1. SSH into the server with username as krypton6 and password as RANDOM
$ ssh firstname.lastname@example.org -p 2231
2. The encrypt program converts the plaintext to ciphertext with the help of a key which is placed in keyfile.dat. It has the following syntax: ./encrypt plaintext ciphertext
3. The first thing I tried is added lots of A’s into a file and encrypted it. Then did the same with B’s and the same with C’s. The output were as follows:
4. What i noticed here is that the first character from A file is same as that of B file with an addition of 1. And same goes with C. Also the characters repeat after a certain length
A: E I C T D G Y I Y Z K T H N S I R F X Y C P F U E O C K R N
B: F J D U E H Z J Z A L U I O T J S G Y Z D Q G V F P D L S O
C: G K E V F I A K A B M V J P U K T H Z A E R H W G Q E M T P
5. See. Every character is +1 the other character in a column.
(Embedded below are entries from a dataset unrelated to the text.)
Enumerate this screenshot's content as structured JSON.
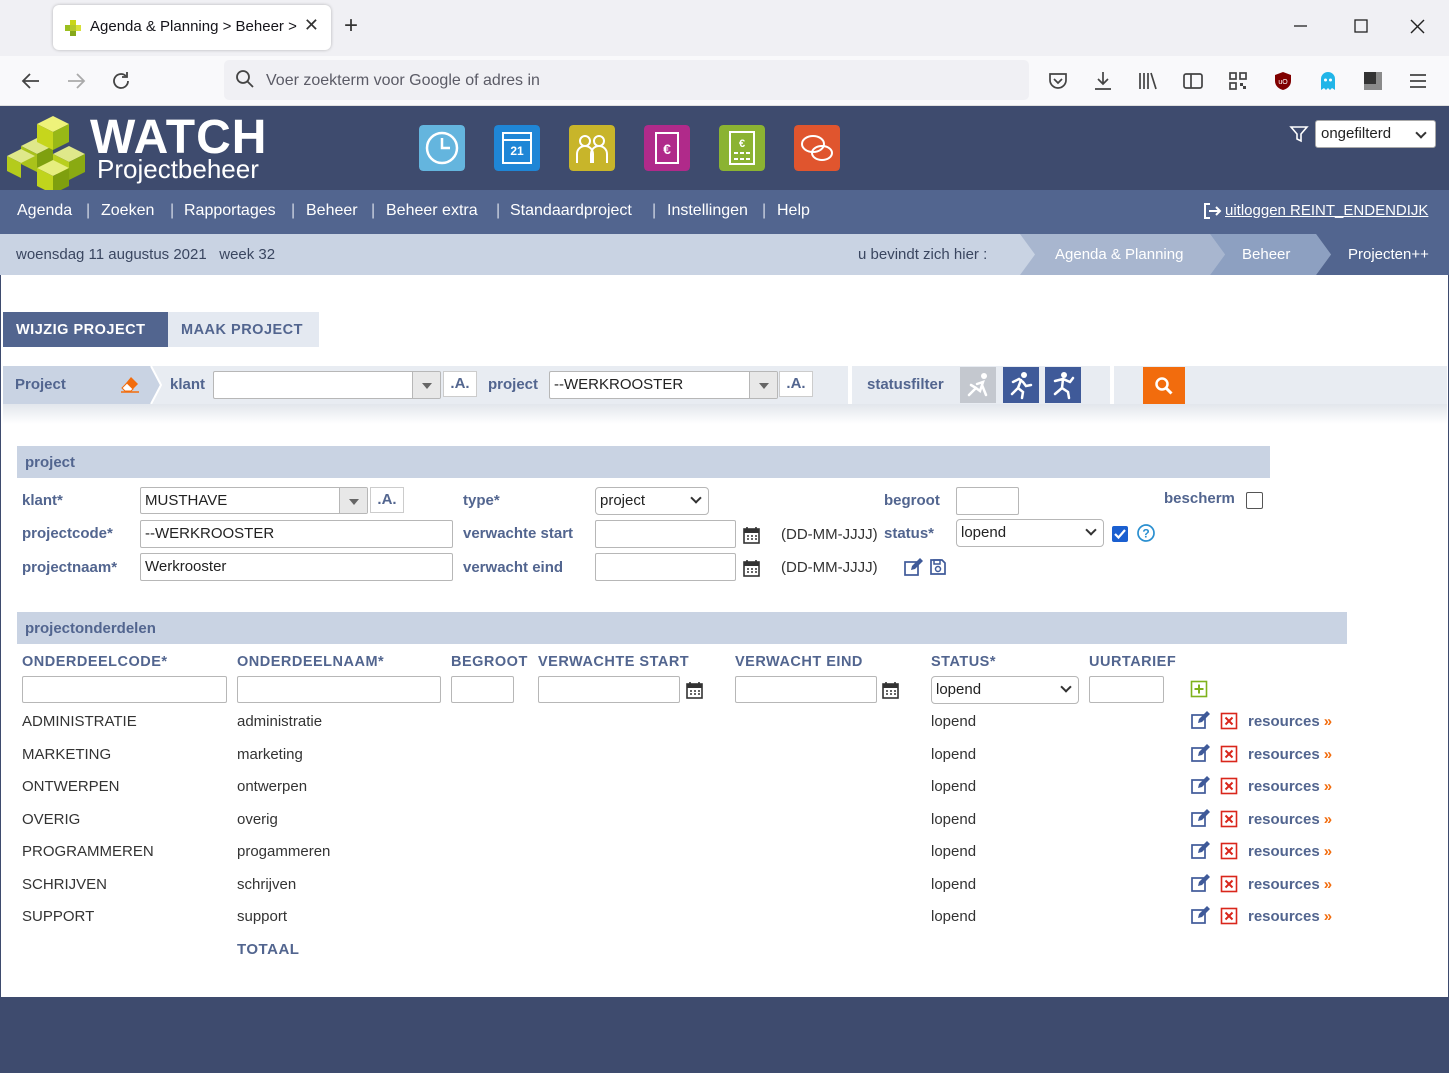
{
  "browser": {
    "tab_title": "Agenda & Planning > Beheer > Proj",
    "url_placeholder": "Voer zoekterm voor Google of adres in",
    "new_tab": "+",
    "close_tab": "✕"
  },
  "header": {
    "logo_title": "WATCH",
    "logo_subtitle": "Projectbeheer",
    "app_icons": [
      "clock-app-icon",
      "calendar-app-icon",
      "people-app-icon",
      "invoice-app-icon",
      "calculator-app-icon",
      "chat-app-icon"
    ],
    "filter_value": "ongefilterd"
  },
  "menu": {
    "items": [
      "Agenda",
      "Zoeken",
      "Rapportages",
      "Beheer",
      "Beheer extra",
      "Standaardproject",
      "Instellingen",
      "Help"
    ],
    "separator": "|",
    "logout": "uitloggen REINT_ENDENDIJK"
  },
  "crumbbar": {
    "date": "woensdag 11 augustus 2021",
    "week": "week 32",
    "here": "u bevindt zich hier :",
    "crumbs": [
      "Agenda & Planning",
      "Beheer",
      "Projecten++"
    ]
  },
  "tabs": {
    "wijzig": "WIJZIG PROJECT",
    "maak": "MAAK PROJECT"
  },
  "filterbar": {
    "project_label": "Project",
    "klant_label": "klant",
    "klant_value": "",
    "a_button": ".A.",
    "project_field_label": "project",
    "project_value": "--WERKROOSTER",
    "statusfilter_label": "statusfilter"
  },
  "project_form": {
    "section_title": "project",
    "klant_label": "klant*",
    "klant_value": "MUSTHAVE",
    "projectcode_label": "projectcode*",
    "projectcode_value": "--WERKROOSTER",
    "projectnaam_label": "projectnaam*",
    "projectnaam_value": "Werkrooster",
    "type_label": "type*",
    "type_value": "project",
    "verwachte_start_label": "verwachte start",
    "verwacht_eind_label": "verwacht eind",
    "date_hint": "(DD-MM-JJJJ)",
    "begroot_label": "begroot",
    "status_label": "status*",
    "status_value": "lopend",
    "bescherm_label": "bescherm",
    "status_checked": true
  },
  "onderdelen": {
    "section_title": "projectonderdelen",
    "columns": [
      "ONDERDEELCODE*",
      "ONDERDEELNAAM*",
      "BEGROOT",
      "VERWACHTE START",
      "VERWACHT EIND",
      "STATUS*",
      "UURTARIEF"
    ],
    "new_status_value": "lopend",
    "rows": [
      {
        "code": "ADMINISTRATIE",
        "naam": "administratie",
        "status": "lopend",
        "link": "resources"
      },
      {
        "code": "MARKETING",
        "naam": "marketing",
        "status": "lopend",
        "link": "resources"
      },
      {
        "code": "ONTWERPEN",
        "naam": "ontwerpen",
        "status": "lopend",
        "link": "resources"
      },
      {
        "code": "OVERIG",
        "naam": "overig",
        "status": "lopend",
        "link": "resources"
      },
      {
        "code": "PROGRAMMEREN",
        "naam": "progammeren",
        "status": "lopend",
        "link": "resources"
      },
      {
        "code": "SCHRIJVEN",
        "naam": "schrijven",
        "status": "lopend",
        "link": "resources"
      },
      {
        "code": "SUPPORT",
        "naam": "support",
        "status": "lopend",
        "link": "resources"
      }
    ],
    "arrow": "»",
    "totaal": "TOTAAL"
  },
  "colors": {
    "dark_navy": "#3e4b6e",
    "menu_blue": "#52658f",
    "light_blue": "#c9d3e3",
    "accent_orange": "#f26c0d",
    "delete_red": "#d9261c"
  }
}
6. So i used this concept and determined the number of positions changed when the plaintext of A’s was converted to its ciphertext.
A A A A A A A A A A A A A A A A A A A A A A A A A A A A A A
E I C T D G Y I Y Z K T H N S I R F X Y C P F U E O C K R N
+4 +8 +2 +19 +3 +6 +24 +8 +24 +25 +10 +19 +7 +13 +18 +8 +17 +5 +23 +24 +2 +15 +5 +20 +4 +14 +2 +10 +17 +13
7. Then I used these numbers to obtain the plaintext for the ciphertext PNUKLYLWRQKGKBE
P N U K L Y L W R Q K G K B E
-4 -8 -2 -19 -3 -6 -24 -8 -24 -25 -10 -19 -7 -13 -18
L F S R I S N O T R A N D O M
8. Although I did this manually but I feet that an automated approach would have been cleaner using some sort of programming language. Try doing it with one.
9. The last level has been completed and the password obtained is LFSRISNOTRANDOM.